Le Conseil d’Etat commence par mettre en évidence «les difficultés qu’implique la création d’une telle voie de droit» jugeant que «les "faits constituant des fausses informations" sont [...] délicats à qualifier juridiquement». En effet, qui jugera qu'une information est fausse ou non ? Et sur quels critères ? Si la proposition de loi prévoit de donner une compétence exclusive au tribunal de grande instance de Paris, les critères restent incertains.
Plusieurs imprécisions dans les termes employés par les législateurs sont pointées du doigt par le Conseil d’Etat. Ainsi, se trouvent indifféremment employées les expressions «fausses nouvelles» et «fausses informations». Le Conseil d’Etat leur conseille de se limiter au terme de «fausse information», «par souci de cohérence et d’intelligibilité du texte», et de se limiter «aux cas dans lesquels il est établi que la diffusion de telles informations procède d’une intention délibérée de nuire». Le Conseil d’Etat ne précise toutefois pas ce qui constitue «une intention délibérée de nuire».

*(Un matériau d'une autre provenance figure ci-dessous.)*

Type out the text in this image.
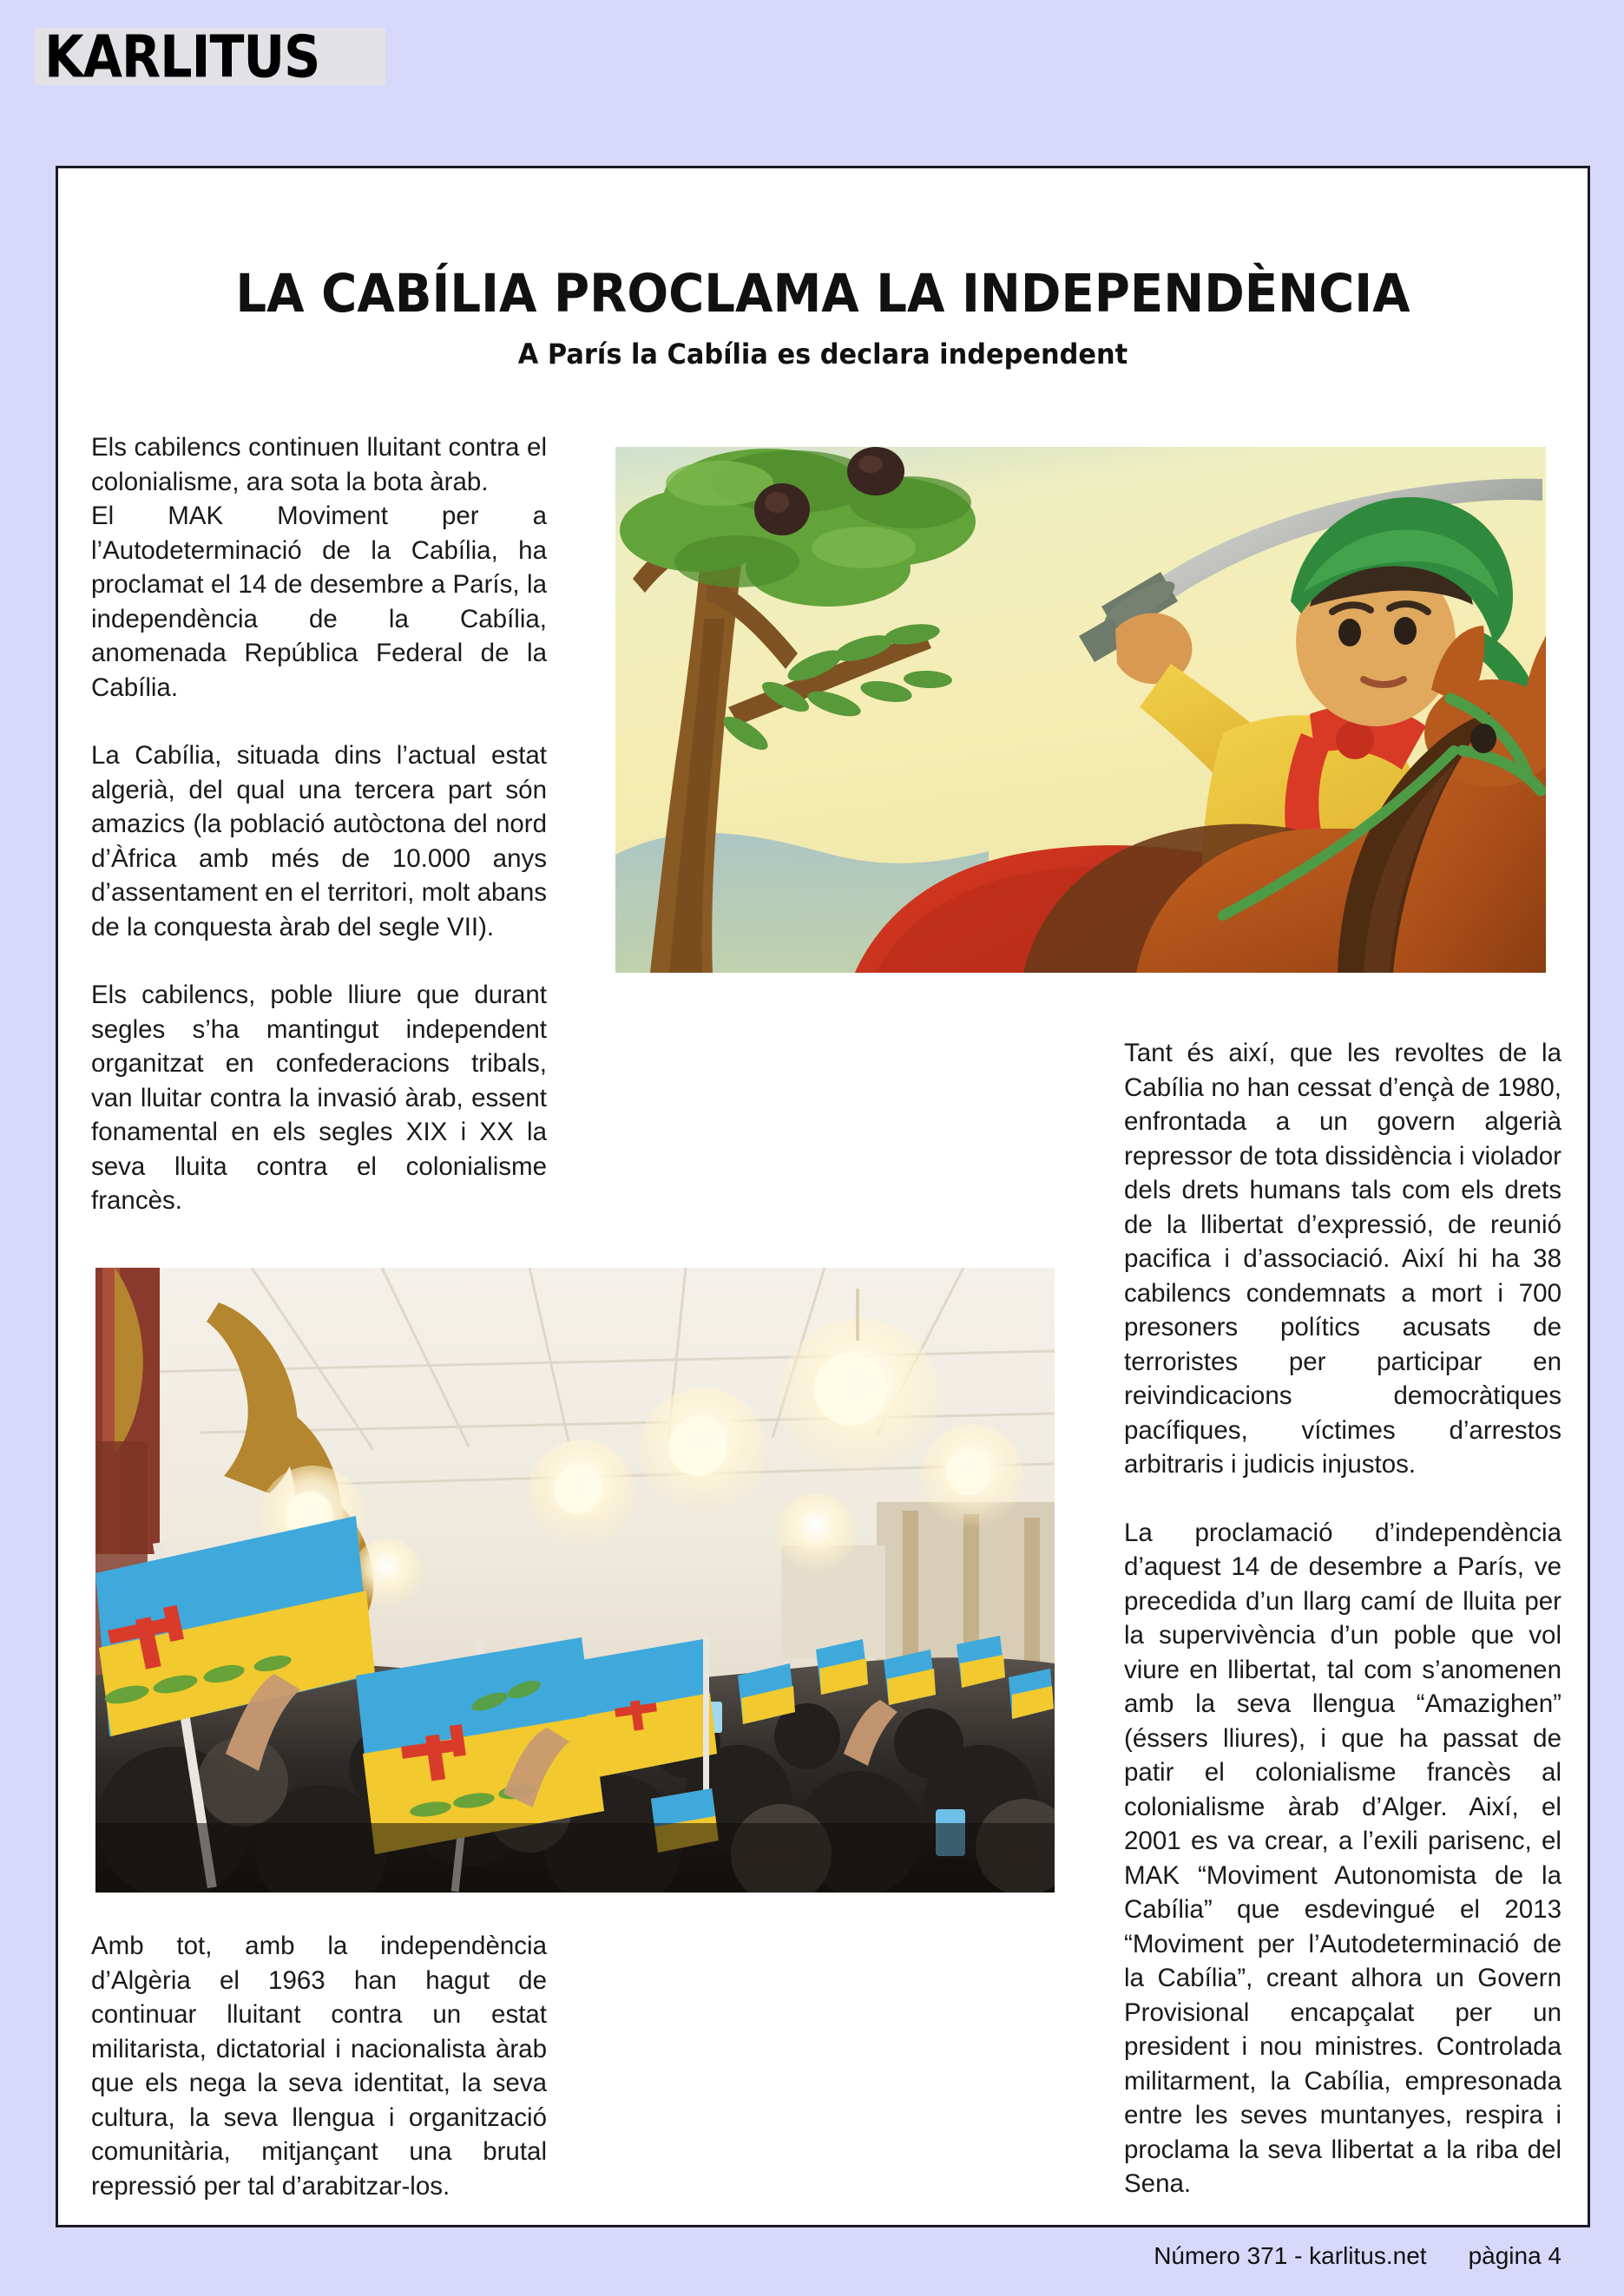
KARLITUS
LA CABÍLIA PROCLAMA LA INDEPENDÈNCIA
A París la Cabília es declara independent

Els cabilencs continuen lluitant contra el colonialisme, ara sota la bota àrab.

El MAK Moviment per a l’Autodeterminació de la Cabília, ha proclamat el 14 de desembre a París, la independència de la Cabília, anomenada República Federal de la Cabília.

La Cabília, situada dins l’actual estat algerià, del qual una tercera part són amazics (la població autòctona del nord d’Àfrica amb més de 10.000 anys d’assentament en el territori, molt abans de la conquesta àrab del segle VII).

Els cabilencs, poble lliure que durant segles s’ha mantingut independent organitzat en confederacions tribals, van lluitar contra la invasió àrab, essent fonamental en els segles XIX i XX la seva lluita contra el colonialisme francès.

Amb tot, amb la independència d’Algèria el 1963 han hagut de continuar lluitant contra un estat militarista, dictatorial i nacionalista àrab que els nega la seva identitat, la seva cultura, la seva llengua i organització comunitària, mitjançant una brutal repressió per tal d’arabitzar-los.

Tant és així, que les revoltes de la Cabília no han cessat d’ençà de 1980, enfrontada a un govern algerià repressor de tota dissidència i violador dels drets humans tals com els drets de la llibertat d’expressió, de reunió pacifica i d’associació. Així hi ha 38 cabilencs condemnats a mort i 700 presoners polítics acusats de terroristes per participar en reivindicacions democràtiques pacífiques, víctimes d’arrestos arbitraris i judicis injustos.

La proclamació d’independència d’aquest 14 de desembre a París, ve precedida d’un llarg camí de lluita per la supervivència d’un poble que vol viure en llibertat, tal com s’anomenen amb la seva llengua “Amazighen” (éssers lliures), i que ha passat de patir el colonialisme francès al colonialisme àrab d’Alger. Així, el 2001 es va crear, a l’exili parisenc, el MAK “Moviment Autonomista de la Cabília” que esdevingué el 2013 “Moviment per l’Autodeterminació de la Cabília”, creant alhora un Govern Provisional encapçalat per un president i nou ministres. Controlada militarment, la Cabília, empresonada entre les seves muntanyes, respira i proclama la seva llibertat a la riba del Sena.

Número 371 - karlitus.net pàgina 4
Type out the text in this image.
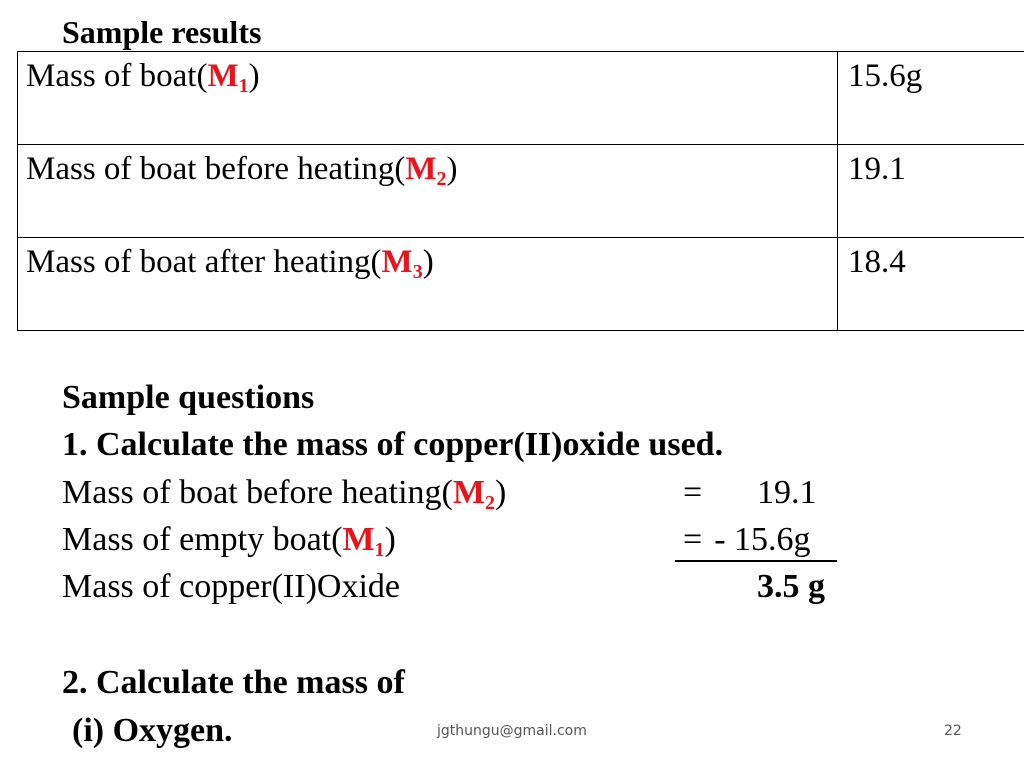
Sample results
Mass of $boat(M_1)$	15.6g
Mass of boat before $heating(M_2)$	19.1
Mass of boat after $heating(M_3)$	18.4
Sample questions
1. Calculate the mass of copper(II)oxide used.
Mass of boat before $heating(M_2)$	= 19.1
Mass of empty $boat(M_1)$	= - 15.6g
Mass of copper(II)Oxide	3.5 g
2. Calculate the mass of
(i) Oxygen.	jgthungu@gmail.com	22
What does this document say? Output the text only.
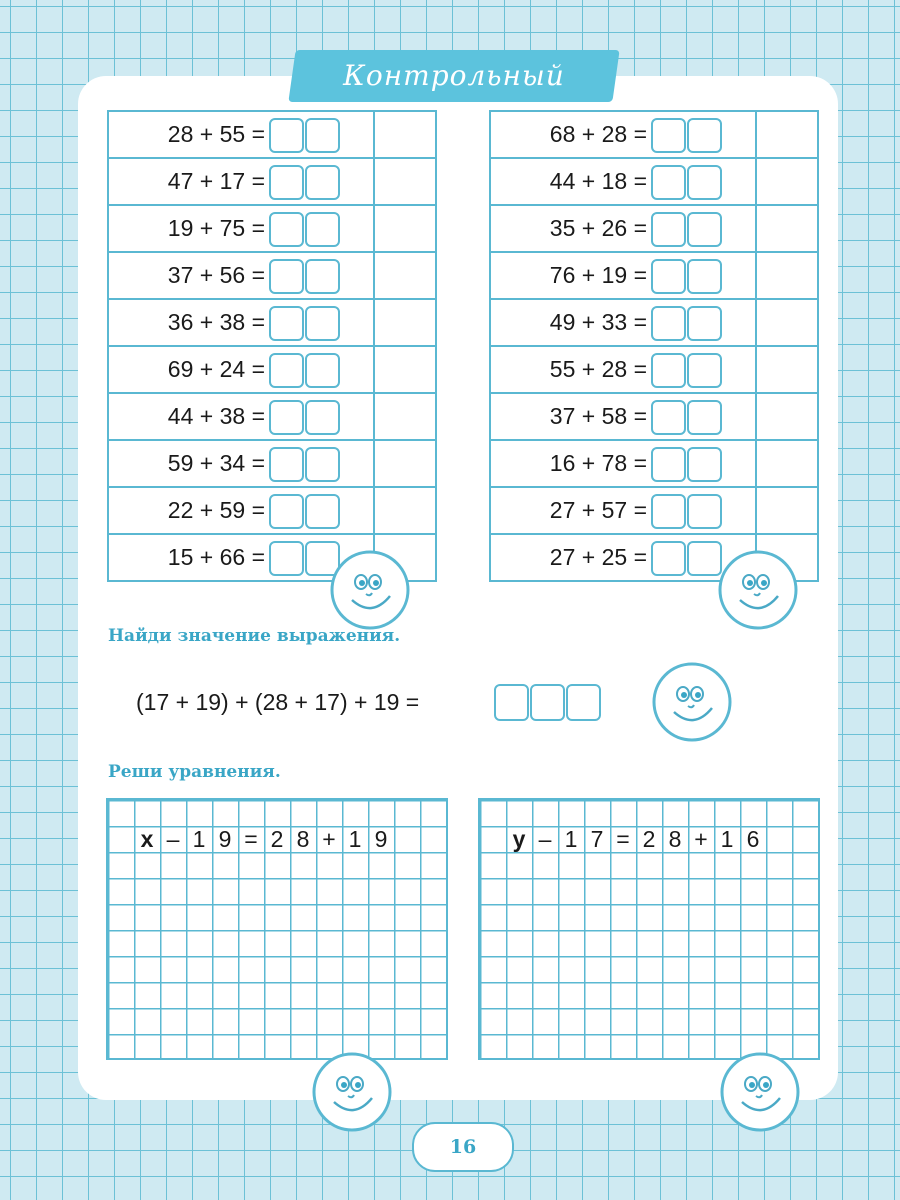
Контрольный листок
28 + 55 =
47 + 17 =
19 + 75 =
37 + 56 =
36 + 38 =
69 + 24 =
44 + 38 =
59 + 34 =
22 + 59 =
15 + 66 =
68 + 28 =
44 + 18 =
35 + 26 =
76 + 19 =
49 + 33 =
55 + 28 =
37 + 58 =
16 + 78 =
27 + 57 =
27 + 25 =
Найди значение выражения.
(17 + 19) + (28 + 17) + 19 =
Реши уравнения.
x – 1 9 = 2 8 + 1 9	y – 1 7 = 2 8 + 1 6
16
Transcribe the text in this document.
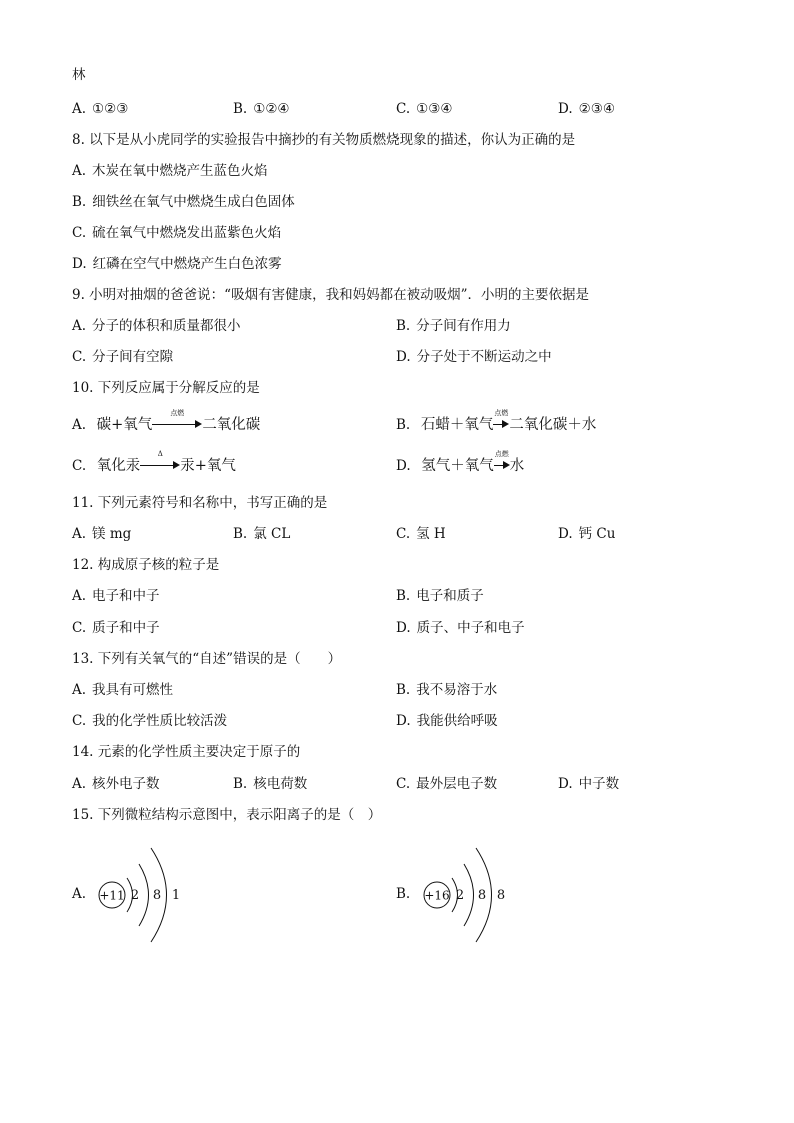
林
A. ①②③	B. ①②④	C. ①③④	D. ②③④
8. 以下是从小虎同学的实验报告中摘抄的有关物质燃烧现象的描述，你认为正确的是
A. 木炭在氧中燃烧产生蓝色火焰
B. 细铁丝在氧气中燃烧生成白色固体
C. 硫在氧气中燃烧发出蓝紫色火焰
D. 红磷在空气中燃烧产生白色浓雾
9. 小明对抽烟的爸爸说：“吸烟有害健康，我和妈妈都在被动吸烟”．小明的主要依据是
A. 分子的体积和质量都很小	B. 分子间有作用力
C. 分子间有空隙	D. 分子处于不断运动之中
10. 下列反应属于分解反应的是
A. 碳+氧气
点燃
二氧化碳	B. 石蜡＋氧气
点燃
二氧化碳＋水
C. 氧化汞
Δ
汞+氧气	D. 氢气＋氧气
点燃
水
11. 下列元素符号和名称中，书写正确的是
A. 镁 mg	B. 氯 CL	C. 氢 H	D. 钙 Cu
12. 构成原子核的粒子是
A. 电子和中子	B. 电子和质子
C. 质子和中子	D. 质子、中子和电子
13. 下列有关氧气的“自述”错误的是（　　）
A. 我具有可燃性	B. 我不易溶于水
C. 我的化学性质比较活泼	D. 我能供给呼吸
14. 元素的化学性质主要决定于原子的
A. 核外电子数	B. 核电荷数	C. 最外层电子数	D. 中子数
15. 下列微粒结构示意图中，表示阳离子的是（　）
A. +11 2 8 1	B. +16 2 8 8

Autre imprécision : le contenu de l'article 3 de la proposition de loi, qui met en place les nouveaux pouvoirs accordés au Conseil supérieur de l’audiovisuel (CSA) l’autorisant à «empêcher, suspendre ou mettre fin à la diffusion de services de télévision contrôlés par un Etat étranger et qui portent atteinte aux intérêts fondamentaux de la Nation ou participent à une entreprise de déstabilisation de ses institutions». C’est cette dernière expression, «entreprise de déstabilisation de ses institutions», qui, en plus d’être inédite en droit français, revêt une «portée précise délicate à déterminer». Là encore, les rédacteurs du texte de loi ont, semble-t-il, manqué de précision. La recommandation du Conseil d’Etat pour ce dernier point est de ne pas conserver cette expression, «qui nuit à l’intelligibilité générale de la disposition».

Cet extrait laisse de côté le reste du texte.